Malheureusement, les sollicitations pécuniaires prennent rapidement le relai. Le pays pratique le système de double prix : un ‘prix Indiens’ et un ‘prix étrangers’, beaucoup plus élevé. Alors, forcément, le touriste étranger est souvent vu comme un portefeuille ambulant, une façon facile de se faire deux ou trois fois plus d’argent pour le même service. Ce sont donc des sollicitations constantes, parfois proches du harcèlement, certains touktouks allant jusqu’à nous suivre sur plusieurs dizaines de mètres ou à inventer des histoires pour arnaquer le touriste.
De nouveau, ces situations me renvoient à ma condition de touriste occidental.
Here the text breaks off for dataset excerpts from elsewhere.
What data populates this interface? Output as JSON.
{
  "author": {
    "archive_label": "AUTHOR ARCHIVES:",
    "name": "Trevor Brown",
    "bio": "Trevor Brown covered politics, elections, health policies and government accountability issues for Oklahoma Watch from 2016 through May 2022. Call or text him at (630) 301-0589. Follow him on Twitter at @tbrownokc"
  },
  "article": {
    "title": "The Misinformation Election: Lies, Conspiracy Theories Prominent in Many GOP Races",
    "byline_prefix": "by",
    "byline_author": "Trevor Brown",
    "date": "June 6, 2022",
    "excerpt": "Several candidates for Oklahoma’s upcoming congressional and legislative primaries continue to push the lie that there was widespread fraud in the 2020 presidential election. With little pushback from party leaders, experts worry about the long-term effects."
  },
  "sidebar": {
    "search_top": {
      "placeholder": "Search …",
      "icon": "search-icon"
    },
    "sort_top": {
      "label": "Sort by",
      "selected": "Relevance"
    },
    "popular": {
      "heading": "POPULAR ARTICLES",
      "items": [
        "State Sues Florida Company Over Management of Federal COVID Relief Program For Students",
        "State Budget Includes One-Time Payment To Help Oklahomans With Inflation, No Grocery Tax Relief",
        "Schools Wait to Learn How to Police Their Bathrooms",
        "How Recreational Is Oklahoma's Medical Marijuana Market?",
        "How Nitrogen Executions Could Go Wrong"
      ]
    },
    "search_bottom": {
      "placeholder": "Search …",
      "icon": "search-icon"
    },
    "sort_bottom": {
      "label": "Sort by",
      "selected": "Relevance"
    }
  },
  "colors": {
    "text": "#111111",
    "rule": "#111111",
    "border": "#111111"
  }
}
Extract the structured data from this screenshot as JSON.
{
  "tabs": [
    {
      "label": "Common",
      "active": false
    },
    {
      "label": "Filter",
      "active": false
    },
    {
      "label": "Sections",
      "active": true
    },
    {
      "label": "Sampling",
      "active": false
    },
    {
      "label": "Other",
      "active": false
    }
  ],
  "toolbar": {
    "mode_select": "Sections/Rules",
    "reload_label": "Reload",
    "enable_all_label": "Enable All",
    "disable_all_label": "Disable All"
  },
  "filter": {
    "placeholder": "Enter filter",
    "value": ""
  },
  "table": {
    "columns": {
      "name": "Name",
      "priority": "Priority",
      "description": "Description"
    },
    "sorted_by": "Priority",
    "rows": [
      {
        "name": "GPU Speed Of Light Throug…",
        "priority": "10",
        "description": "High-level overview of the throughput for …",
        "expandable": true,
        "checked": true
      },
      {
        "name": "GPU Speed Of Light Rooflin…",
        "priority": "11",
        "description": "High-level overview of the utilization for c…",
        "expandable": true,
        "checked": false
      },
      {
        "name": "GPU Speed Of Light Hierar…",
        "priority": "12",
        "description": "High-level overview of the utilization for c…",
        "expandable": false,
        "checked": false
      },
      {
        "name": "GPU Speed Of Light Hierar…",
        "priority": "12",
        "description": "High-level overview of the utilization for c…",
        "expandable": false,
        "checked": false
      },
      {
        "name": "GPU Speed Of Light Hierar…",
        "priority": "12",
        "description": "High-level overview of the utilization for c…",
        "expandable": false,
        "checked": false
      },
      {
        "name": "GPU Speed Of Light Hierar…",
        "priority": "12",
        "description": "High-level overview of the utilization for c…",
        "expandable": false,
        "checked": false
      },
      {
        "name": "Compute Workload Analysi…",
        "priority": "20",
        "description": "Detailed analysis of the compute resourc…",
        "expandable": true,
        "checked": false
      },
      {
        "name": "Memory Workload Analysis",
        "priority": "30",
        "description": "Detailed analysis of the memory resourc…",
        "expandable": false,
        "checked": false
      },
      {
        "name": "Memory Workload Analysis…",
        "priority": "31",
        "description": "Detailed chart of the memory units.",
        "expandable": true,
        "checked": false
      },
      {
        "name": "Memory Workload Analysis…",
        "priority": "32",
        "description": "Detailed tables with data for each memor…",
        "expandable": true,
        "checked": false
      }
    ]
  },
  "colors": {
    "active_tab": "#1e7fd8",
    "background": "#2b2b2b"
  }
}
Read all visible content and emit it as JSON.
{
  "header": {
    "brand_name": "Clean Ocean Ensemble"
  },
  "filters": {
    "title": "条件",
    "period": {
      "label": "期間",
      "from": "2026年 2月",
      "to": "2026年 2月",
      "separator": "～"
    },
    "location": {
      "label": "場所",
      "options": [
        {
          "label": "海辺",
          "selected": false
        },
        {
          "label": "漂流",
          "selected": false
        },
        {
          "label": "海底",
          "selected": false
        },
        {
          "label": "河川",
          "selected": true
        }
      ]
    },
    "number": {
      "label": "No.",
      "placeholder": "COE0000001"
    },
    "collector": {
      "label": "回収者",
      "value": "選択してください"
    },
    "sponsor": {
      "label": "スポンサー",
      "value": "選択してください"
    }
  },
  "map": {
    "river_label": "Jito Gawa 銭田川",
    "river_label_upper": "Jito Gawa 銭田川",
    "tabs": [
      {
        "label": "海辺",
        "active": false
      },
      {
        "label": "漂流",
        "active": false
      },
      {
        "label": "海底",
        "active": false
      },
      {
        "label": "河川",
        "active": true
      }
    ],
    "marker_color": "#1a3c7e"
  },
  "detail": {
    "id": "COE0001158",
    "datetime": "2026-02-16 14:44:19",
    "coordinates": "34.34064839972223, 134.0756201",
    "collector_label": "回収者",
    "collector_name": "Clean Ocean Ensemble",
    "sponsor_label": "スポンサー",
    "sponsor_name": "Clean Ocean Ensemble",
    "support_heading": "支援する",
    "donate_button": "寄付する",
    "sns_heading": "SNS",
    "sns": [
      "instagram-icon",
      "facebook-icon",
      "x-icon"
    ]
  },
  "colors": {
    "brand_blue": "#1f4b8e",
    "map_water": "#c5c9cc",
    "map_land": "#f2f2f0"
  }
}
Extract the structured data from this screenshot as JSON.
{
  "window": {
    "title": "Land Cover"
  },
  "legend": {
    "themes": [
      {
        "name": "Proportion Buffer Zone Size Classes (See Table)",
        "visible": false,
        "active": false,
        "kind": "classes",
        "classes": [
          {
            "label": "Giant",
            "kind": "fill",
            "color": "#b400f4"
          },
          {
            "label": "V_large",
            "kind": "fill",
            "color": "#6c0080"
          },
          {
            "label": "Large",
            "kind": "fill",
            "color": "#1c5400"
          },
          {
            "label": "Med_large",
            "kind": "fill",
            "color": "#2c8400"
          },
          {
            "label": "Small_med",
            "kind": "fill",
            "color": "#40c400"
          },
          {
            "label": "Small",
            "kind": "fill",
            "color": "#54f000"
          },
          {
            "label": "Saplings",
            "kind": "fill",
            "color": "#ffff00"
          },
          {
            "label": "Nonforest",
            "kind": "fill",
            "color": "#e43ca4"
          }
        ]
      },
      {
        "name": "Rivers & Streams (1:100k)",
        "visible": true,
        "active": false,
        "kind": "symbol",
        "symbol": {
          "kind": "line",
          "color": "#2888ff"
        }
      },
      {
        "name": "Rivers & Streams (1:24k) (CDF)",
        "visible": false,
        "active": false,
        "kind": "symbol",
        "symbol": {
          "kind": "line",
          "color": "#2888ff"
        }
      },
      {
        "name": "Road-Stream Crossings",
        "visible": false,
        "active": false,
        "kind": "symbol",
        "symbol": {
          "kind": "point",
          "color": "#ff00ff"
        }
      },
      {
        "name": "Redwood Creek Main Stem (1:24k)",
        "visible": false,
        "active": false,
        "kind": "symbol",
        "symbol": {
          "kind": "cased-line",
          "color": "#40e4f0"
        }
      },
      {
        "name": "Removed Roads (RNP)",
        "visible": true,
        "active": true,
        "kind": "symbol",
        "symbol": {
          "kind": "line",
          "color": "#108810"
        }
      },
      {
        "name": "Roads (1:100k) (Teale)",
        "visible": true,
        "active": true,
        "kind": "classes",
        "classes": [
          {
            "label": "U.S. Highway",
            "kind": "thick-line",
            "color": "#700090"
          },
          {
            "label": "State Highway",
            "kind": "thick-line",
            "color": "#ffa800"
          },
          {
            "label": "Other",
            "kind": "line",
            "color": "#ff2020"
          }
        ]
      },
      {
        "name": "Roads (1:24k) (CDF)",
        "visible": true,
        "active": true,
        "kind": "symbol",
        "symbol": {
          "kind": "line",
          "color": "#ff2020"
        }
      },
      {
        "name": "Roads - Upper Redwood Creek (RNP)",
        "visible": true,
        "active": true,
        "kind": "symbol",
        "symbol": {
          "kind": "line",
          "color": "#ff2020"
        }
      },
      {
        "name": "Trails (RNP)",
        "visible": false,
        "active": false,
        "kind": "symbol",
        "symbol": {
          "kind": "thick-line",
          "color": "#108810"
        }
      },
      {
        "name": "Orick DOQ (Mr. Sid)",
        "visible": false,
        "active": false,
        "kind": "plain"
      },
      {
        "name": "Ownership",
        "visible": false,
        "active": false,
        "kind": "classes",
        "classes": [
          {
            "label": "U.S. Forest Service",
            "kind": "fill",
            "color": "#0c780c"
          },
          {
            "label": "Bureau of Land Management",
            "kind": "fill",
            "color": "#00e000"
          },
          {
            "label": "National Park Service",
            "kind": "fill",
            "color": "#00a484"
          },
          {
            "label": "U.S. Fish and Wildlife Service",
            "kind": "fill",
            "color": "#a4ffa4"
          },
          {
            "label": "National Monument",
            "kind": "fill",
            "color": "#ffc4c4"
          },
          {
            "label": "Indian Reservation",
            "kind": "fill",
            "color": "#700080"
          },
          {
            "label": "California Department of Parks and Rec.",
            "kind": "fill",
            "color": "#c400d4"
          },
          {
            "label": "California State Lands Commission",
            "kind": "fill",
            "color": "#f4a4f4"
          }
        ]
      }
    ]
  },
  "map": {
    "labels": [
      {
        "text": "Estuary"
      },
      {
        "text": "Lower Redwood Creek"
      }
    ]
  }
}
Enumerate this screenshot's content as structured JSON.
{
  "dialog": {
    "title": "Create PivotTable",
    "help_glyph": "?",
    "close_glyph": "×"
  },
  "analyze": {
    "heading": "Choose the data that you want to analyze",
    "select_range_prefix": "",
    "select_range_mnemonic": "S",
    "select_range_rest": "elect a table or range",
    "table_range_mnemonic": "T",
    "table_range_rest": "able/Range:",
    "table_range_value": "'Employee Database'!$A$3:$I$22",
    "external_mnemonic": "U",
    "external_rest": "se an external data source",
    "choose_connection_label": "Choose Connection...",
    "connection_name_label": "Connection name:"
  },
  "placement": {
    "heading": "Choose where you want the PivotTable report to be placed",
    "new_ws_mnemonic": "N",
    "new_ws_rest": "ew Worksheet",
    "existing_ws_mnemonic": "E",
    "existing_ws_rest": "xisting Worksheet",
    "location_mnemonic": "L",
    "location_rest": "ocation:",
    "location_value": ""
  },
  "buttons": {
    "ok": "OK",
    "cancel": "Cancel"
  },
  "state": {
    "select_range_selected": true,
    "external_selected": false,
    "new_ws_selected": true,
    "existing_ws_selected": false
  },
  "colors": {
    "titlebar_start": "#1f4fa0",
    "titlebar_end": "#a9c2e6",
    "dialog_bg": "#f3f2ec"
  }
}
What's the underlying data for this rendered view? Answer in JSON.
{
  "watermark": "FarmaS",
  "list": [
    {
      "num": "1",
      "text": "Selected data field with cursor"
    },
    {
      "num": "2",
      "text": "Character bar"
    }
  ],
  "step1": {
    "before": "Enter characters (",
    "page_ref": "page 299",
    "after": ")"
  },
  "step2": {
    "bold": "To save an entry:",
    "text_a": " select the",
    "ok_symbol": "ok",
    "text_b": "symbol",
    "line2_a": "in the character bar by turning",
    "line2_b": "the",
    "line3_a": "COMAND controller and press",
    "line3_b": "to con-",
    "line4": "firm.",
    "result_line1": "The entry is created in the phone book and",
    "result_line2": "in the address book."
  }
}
Lorsque des femmes, qui ne font pas la manche, nous approchent et nous tendent la main en répétant “roupies”, lorsque des enfants accourent vers nous pour demander de les prendre en photo contre 100 roupies (1€), quand un guide nous engueule parce qu’on n’a pas voulu de ses services et qu’il nous dit “c’est seulement 2€, ce n’est rien pour vous”, quand une femme nous montre le ventre de son jeune enfant avec un regard suppliant, je me questionne sur ma place. Le touriste occidental doit-il être un substitut aux services sociaux défaillants de la 5ème puissance économique mondiale ?
Alors que les inégalités excessives du Brésil, et son corollaire qu’est l’insécurité, avaient créé chez moi des sentiments simples de révolte et de peur, l’extrême pauvreté de masse de l’Inde, et l’insalubrité portée à des niveaux que je n’aurais jamais imaginés, m’ont souvent mis mal à l’aise. La misère des rues indiennes a provoqué en moi de la curiosité, de l’agacement, de la fascination. De l’indignation aussi quand je vois une touriste qui donne 0.10€ à une femme en détresse pour la prendre en photo avec son bébé. Ce tourisme voyeuriste me rend profondément mal à l’aise.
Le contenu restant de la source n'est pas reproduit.